Gary Allan singles chronology
| "Tough Little Boys" (2003) | "Songs About Rain" (2003) | "Nothing On but the Radio" (2004) |

= Songs About Rain =

"Songs About Rain" is a song written by Pat McLaughlin and Liz Rose and recorded by American country music artist Gary Allan. It was released in November 2003 as the second single from Allan's 2003 album See If I Care. The song peaked at number 12 on the U.S. Billboard Hot Country Singles & Tracks chart and at number 71 on the U.S. Billboard Hot 100 chart.

==Content==
In the song, the narrator describes how he is driving around in circles, having nothing to do but to think about the one who left him. He notes that he heard she has just married another man, and it has affected him more than he thought. The radio's continual playing of "songs about rain" is not helping the situation.

==Critical reception==
David Jeffries of Allmusic called the song "slow" and "epic" and stated that the song is further proof Allan is a "master balladeer". Michael Paoletta, of Billboard magazine also reviewed the song favorably saying that "Allan delivers an aching, poignant vocal that wrings every drop of emotion from the lyric." He also says that the writers should "get brownie points for reminding listeners of those great tunes."
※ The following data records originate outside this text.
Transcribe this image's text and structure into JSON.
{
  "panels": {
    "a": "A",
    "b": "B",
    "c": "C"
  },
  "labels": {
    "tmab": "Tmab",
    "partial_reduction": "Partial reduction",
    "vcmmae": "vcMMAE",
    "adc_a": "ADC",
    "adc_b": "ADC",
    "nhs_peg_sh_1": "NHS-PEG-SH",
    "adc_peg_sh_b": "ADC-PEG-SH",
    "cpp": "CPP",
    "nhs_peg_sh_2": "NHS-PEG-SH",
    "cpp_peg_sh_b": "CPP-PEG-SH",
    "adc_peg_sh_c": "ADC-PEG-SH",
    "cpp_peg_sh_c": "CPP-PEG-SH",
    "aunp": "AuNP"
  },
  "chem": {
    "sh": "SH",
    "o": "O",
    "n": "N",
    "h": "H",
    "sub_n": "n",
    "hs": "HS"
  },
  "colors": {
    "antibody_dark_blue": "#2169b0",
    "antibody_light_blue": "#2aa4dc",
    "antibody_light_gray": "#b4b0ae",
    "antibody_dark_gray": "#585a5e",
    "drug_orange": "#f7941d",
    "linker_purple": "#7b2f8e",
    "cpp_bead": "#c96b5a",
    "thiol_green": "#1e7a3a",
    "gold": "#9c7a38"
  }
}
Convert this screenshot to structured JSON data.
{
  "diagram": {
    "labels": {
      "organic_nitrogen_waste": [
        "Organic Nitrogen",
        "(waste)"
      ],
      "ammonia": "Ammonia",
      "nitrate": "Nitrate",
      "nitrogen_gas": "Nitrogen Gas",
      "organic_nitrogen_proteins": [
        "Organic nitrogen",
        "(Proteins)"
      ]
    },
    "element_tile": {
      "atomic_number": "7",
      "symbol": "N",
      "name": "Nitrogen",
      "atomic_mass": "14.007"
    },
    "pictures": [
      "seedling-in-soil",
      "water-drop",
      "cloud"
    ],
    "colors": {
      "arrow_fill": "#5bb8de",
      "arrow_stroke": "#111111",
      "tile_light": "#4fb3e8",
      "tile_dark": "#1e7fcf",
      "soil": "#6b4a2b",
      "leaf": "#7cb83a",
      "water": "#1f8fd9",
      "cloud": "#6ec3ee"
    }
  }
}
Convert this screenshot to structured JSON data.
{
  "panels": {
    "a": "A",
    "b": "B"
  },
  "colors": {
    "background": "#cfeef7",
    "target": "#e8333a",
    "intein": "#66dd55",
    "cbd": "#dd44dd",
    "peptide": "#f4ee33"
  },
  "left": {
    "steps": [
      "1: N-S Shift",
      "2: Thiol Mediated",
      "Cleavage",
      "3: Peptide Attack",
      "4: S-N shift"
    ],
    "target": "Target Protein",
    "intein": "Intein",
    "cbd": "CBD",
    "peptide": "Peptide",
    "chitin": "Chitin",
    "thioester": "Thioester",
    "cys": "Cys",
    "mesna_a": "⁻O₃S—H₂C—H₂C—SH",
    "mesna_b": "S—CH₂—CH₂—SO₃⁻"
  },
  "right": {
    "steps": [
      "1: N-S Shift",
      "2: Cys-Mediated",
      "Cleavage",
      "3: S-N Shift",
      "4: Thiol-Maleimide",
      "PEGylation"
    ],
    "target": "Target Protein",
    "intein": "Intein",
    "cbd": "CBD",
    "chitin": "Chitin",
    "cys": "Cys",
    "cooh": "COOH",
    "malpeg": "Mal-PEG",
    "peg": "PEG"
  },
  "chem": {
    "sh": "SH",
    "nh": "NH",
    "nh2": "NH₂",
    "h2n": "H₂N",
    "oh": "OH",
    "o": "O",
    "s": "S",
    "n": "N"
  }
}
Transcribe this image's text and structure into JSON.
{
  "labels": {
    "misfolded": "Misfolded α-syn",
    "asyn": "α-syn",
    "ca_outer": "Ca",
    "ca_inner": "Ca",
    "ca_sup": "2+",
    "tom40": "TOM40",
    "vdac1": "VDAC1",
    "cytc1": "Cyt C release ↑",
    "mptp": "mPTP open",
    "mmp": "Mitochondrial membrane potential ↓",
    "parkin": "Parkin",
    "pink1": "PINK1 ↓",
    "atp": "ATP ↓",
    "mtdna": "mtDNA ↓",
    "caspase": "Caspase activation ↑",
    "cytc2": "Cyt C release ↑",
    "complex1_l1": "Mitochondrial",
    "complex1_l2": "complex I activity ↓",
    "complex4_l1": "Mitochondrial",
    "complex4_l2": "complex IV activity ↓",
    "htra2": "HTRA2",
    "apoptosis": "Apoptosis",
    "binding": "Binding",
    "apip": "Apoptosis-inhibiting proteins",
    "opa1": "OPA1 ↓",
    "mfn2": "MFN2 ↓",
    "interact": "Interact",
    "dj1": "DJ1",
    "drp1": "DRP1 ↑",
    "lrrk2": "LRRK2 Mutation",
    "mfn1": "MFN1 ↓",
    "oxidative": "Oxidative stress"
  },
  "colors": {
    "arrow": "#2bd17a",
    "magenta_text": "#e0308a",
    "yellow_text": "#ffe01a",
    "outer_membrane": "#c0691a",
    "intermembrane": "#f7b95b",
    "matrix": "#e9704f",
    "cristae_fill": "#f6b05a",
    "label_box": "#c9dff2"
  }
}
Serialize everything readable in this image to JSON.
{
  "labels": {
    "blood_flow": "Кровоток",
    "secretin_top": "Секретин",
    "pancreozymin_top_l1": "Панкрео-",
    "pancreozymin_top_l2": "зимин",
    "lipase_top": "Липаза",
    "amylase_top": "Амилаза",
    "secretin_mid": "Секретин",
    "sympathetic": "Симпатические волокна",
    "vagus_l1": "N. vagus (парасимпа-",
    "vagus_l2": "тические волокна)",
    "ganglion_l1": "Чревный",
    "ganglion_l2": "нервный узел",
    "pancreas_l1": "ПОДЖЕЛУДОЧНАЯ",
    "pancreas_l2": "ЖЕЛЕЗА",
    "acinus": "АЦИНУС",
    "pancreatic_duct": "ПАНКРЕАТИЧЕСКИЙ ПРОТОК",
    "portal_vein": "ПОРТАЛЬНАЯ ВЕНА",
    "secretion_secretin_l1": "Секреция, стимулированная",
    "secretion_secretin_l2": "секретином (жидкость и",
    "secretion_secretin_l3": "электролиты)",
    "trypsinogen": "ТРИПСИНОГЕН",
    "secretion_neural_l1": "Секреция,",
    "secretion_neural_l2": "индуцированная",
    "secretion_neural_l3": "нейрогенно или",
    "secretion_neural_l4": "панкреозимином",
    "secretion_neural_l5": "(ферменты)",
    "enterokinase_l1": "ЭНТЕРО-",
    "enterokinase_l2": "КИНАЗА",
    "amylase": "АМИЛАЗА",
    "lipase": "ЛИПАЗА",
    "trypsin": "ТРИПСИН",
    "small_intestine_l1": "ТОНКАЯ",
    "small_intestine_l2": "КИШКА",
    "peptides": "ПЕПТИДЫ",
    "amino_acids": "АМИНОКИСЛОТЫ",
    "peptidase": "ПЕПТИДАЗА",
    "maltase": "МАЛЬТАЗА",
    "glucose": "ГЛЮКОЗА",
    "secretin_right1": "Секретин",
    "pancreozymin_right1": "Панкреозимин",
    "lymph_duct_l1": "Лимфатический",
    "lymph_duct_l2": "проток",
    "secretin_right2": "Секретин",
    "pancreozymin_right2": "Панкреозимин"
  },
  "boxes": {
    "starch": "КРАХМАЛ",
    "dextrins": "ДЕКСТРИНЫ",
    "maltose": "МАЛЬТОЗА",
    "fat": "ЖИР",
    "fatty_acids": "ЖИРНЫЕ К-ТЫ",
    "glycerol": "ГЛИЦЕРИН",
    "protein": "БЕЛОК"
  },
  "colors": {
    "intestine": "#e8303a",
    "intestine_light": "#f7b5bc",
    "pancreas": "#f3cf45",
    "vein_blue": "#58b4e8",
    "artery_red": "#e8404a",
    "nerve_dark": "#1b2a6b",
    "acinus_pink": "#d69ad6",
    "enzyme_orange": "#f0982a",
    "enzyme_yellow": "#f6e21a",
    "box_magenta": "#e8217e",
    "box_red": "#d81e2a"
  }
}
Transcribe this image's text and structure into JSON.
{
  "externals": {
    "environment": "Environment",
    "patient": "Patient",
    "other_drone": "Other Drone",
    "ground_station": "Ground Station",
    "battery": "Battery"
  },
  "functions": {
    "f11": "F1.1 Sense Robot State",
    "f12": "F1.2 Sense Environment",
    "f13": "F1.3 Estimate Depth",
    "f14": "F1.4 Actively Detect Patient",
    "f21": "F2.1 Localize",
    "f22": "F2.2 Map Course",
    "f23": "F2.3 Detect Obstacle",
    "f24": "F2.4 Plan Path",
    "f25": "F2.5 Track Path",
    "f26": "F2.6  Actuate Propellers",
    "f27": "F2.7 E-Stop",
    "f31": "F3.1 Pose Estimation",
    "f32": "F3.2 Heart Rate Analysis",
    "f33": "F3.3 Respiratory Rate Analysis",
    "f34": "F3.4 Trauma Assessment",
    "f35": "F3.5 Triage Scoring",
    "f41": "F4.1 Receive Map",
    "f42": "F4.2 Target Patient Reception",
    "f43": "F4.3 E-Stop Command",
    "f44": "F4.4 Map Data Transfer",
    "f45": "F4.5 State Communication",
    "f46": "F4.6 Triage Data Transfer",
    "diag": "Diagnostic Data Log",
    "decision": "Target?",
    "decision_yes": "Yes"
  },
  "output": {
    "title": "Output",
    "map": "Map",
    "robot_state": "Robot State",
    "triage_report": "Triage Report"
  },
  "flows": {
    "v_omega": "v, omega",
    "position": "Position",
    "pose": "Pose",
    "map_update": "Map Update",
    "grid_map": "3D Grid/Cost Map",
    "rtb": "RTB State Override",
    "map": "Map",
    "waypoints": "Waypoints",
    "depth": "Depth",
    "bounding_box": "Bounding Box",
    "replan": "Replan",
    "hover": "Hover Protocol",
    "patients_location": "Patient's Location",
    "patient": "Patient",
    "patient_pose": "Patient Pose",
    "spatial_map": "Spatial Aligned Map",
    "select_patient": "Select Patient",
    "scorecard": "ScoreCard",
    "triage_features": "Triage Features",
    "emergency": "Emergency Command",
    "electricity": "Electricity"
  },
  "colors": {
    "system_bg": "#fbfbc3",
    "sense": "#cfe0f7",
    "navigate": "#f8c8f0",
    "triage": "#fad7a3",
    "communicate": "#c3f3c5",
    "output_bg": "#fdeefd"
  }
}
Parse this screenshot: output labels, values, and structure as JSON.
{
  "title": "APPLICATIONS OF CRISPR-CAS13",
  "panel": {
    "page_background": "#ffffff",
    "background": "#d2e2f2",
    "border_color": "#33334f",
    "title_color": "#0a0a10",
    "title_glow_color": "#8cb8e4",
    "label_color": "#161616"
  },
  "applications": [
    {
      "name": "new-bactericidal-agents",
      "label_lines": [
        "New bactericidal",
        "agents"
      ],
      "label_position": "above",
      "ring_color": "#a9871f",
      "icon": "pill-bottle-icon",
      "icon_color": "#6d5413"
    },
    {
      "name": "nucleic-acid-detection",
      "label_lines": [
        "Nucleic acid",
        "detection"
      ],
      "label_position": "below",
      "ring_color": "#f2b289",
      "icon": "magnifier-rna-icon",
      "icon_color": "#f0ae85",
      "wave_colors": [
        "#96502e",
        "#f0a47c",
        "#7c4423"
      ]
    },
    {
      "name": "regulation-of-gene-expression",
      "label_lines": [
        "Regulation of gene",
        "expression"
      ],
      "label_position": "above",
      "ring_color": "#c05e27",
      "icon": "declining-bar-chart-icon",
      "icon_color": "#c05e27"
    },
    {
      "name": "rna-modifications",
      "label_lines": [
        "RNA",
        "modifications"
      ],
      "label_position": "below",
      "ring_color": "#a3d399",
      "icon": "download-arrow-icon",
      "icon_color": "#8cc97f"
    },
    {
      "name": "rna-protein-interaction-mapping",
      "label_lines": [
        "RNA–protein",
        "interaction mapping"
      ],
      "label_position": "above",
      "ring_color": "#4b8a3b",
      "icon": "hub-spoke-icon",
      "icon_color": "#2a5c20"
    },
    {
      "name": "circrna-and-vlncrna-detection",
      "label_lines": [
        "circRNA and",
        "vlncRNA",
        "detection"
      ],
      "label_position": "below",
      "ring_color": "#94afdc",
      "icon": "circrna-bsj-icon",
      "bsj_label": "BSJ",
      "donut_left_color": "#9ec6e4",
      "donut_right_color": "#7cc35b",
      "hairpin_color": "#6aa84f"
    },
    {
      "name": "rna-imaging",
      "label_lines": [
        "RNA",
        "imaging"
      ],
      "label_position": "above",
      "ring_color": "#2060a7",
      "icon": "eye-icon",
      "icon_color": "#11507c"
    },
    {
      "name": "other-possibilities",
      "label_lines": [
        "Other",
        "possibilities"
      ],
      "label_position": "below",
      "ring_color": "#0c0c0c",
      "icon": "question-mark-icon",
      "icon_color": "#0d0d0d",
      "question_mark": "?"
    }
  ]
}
In 2024, Rolling Stone ranked the song at #76 on its 200 Greatest Country Songs of All Time ranking.

==Cultural references==
As the title suggests, the song mentions the titles of several songs that talk about rain. Among the songs mentioned are "Rainy Night in Georgia," "Kentucky Rain," "Blue Eyes Crying in the Rain," "Early Morning Rain" and "Here Comes That Rainy Day Feeling Again."

==Music video==
The music video for the song was directed by Morgan Lawley, who directed Allan's three previous videos. It is a sequel to the "Man of Me" video, and was filmed in black-and-white in the Florida Everglades. Some shots in this video are a repetition of shots in that video, which brings the concept full circle. The same actress from "Man of Me" plays the woman in this video.

==Chart performance==
"Songs About Rain" debuted at number 51 on the U.S. Billboard Hot Country Singles & Tracks for the week of November 22, 2003.

===Weekly charts===

| Chart (2003–2004) | Peak position |
|---|---|
| Canada Country (Radio & Records) | 10 |
| US Hot Country Songs (Billboard) | 12 |
| US Billboard Hot 100 | 71 |

===Year-end charts===

| Chart (2004) | Rank |
|---|---|
| US Country Songs (Billboard) | 46 |

== Certifications ==

| Region | Certification | Certified units/sales |
| United States (RIAA) | Gold | 500,000^{‡} |
^{‡} Sales+streaming figures based on certification alone.